If Advanced Arcana II had ended there, that would still have been a lot. Instead, however, the book has several appendices where we’re actually given even more material to work with. The book’s first appendix is another in-game treatise describing several of the spellcasters whose names appear the spells given earlier. It’s a slight shame that this section is entirely in-character, as I would have preferred a stat block, or at the very least an abbreviated line detailing their race, class, and levels.

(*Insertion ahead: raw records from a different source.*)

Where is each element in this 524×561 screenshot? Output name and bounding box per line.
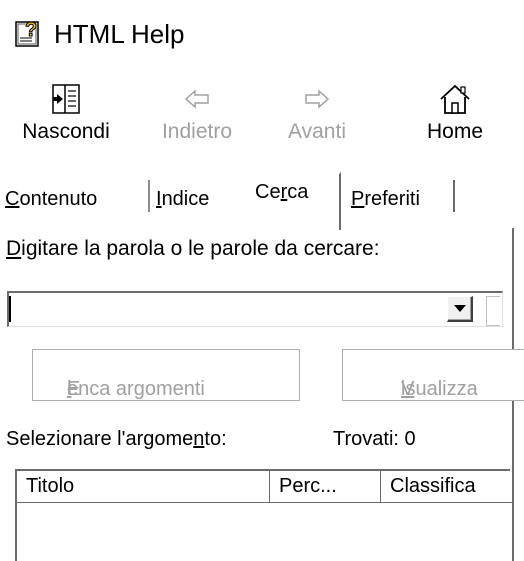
tab-favorites-key: P [351,188,365,210]
list-topics-button[interactable]: El enca argomenti [32,349,300,401]
select-topic-key: n [193,428,205,450]
forward-label: Avanti [288,120,346,143]
home-button[interactable]: Home [410,82,500,152]
column-percent-label: Perc... [279,475,337,497]
window-title: HTML Help [54,19,185,49]
tab-index[interactable]: Indice [156,187,209,211]
display-post: isualizza [401,378,478,400]
results-list[interactable]: Titolo Perc... Classifica [15,469,512,561]
column-rank-label: Classifica [390,475,476,497]
tab-search-pre: Ce [255,181,281,203]
tab-favorites-rest: referiti [364,188,420,210]
search-input[interactable] [15,296,415,322]
column-header-title[interactable]: Titolo [17,471,270,503]
search-label: Digitare la parola o le parole da cercar… [6,235,380,263]
svg-text:?: ? [25,19,37,41]
dropdown-button[interactable] [447,296,473,322]
home-label: Home [426,120,484,143]
arrow-left-icon [180,82,214,116]
column-title-label: Titolo [26,475,75,497]
tab-contents-rest: ontenuto [19,188,98,210]
select-topic-post: to: [204,428,227,450]
tab-search-post: ca [287,181,309,203]
tab-divider [148,180,150,212]
tab-contents-key: C [5,188,20,210]
chevron-down-icon [454,305,466,312]
help-book-question-icon: ? [14,18,44,48]
back-button[interactable]: Indietro [147,82,247,152]
tab-search[interactable]: Cerca [255,180,308,204]
search-options-button[interactable] [486,296,500,326]
text-cursor [9,296,11,322]
hide-button[interactable]: Nascondi [0,82,132,152]
found-count: Trovati: 0 [333,428,416,450]
hide-label: Nascondi [22,120,110,143]
tab-divider [453,180,455,212]
column-header-percent[interactable]: Perc... [270,471,381,503]
display-button[interactable]: Visualizza [342,349,524,401]
arrow-right-icon [300,82,334,116]
search-combobox[interactable] [7,291,503,327]
list-topics-post: enca argomenti [67,378,205,400]
tab-favorites[interactable]: Preferiti [351,187,420,211]
forward-button[interactable]: Avanti [272,82,362,152]
tab-index-rest: ndice [161,188,210,210]
home-icon [438,82,472,116]
search-label-key: D [6,237,22,260]
select-topic-label: Selezionare l'argomento: [6,426,227,452]
search-label-rest: igitare la parola o le parole da cercare… [21,237,380,260]
column-header-rank[interactable]: Classifica [381,471,512,503]
hide-pane-icon [49,82,83,116]
back-label: Indietro [161,120,233,143]
tab-contents[interactable]: Contenuto [5,187,97,211]
select-topic-pre: Selezionare l'argome [6,428,194,450]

The second appendix, however, was much more fun. Here we’re given a truly expansive section on customized spellbook designs. These allow for three basic parts: customized binding (the hardness), customized paper (the hit points), and customized inks. Customized ink represents changing the spells scribed in the spellbook, so that there are altered effects whenever such a spell is prepared. For example, if you scribe a spell in alchemical mercury, when you cast that specific spell after preparing it from that spellbook, you get a +2 bonus to beating spell resistance. I should also note that the sections on binding and pages also have several special abilities depending on the material used, in addition to altering hardness and hit points. The balancing mechanism here, of course, is that these are all expensive, all the moreso if you use multiple options.
The book’s third appendix presents a half-dozen new familiars. I have to admit that I really enjoy new familiars, so I was tickled by what was here. Some of these were mundane animals that were rather oddly overlooked until now (a dog, for example), while others were creatures you wouldn’t ordinarily think of (a goldfish), and others were outlandish (a swarm of magical flies). Each has a full stat block, an expansive description, and a notation on what their familiar benefit is (as these are all standard familiars, and not improved familiars).
Appendix four presents four new arcane bonds for wizards. These are an elemental bond (sub-typed by what element is chosen), a bond to a location (which can be changed, though not quickly), a bond with a particular spirit, and a bond to your spellbook. This last one, in particular, seemed apropos – I’m amazed it wasn’t offered in the Core Rulebook.
The book closes out with a final appendix of thirty optional material components that can be added to a spell to lend it some extra power. Most of these come from specific creatures, and likewise only affect certain groups of spells. For example, a kraken’s eye allows for any conjuration spell, affecting it as per the Widen Spell metamagic feat. A handy chart lists how much these can be purchased for.
Overall, Advanced Arcana II actually managed to top the high bar set by its predecessor, something I didn’t think was possible. While the book presents so many new spells, its innovations come from the fact that it stretches the boundaries of what its spells can do, from being augmented by local conditions to packing variable options into its effects to the sheer brilliance that are segmented spells. Add in things like the variant spellbook construction rules and the new familiars and arcane bonds, and there’s so much great stuff in here that it’s hard to justify not using this book in your game. I say, five stars to this book – it deserves every one of them. Pick it up and advance your game’s spellcasters!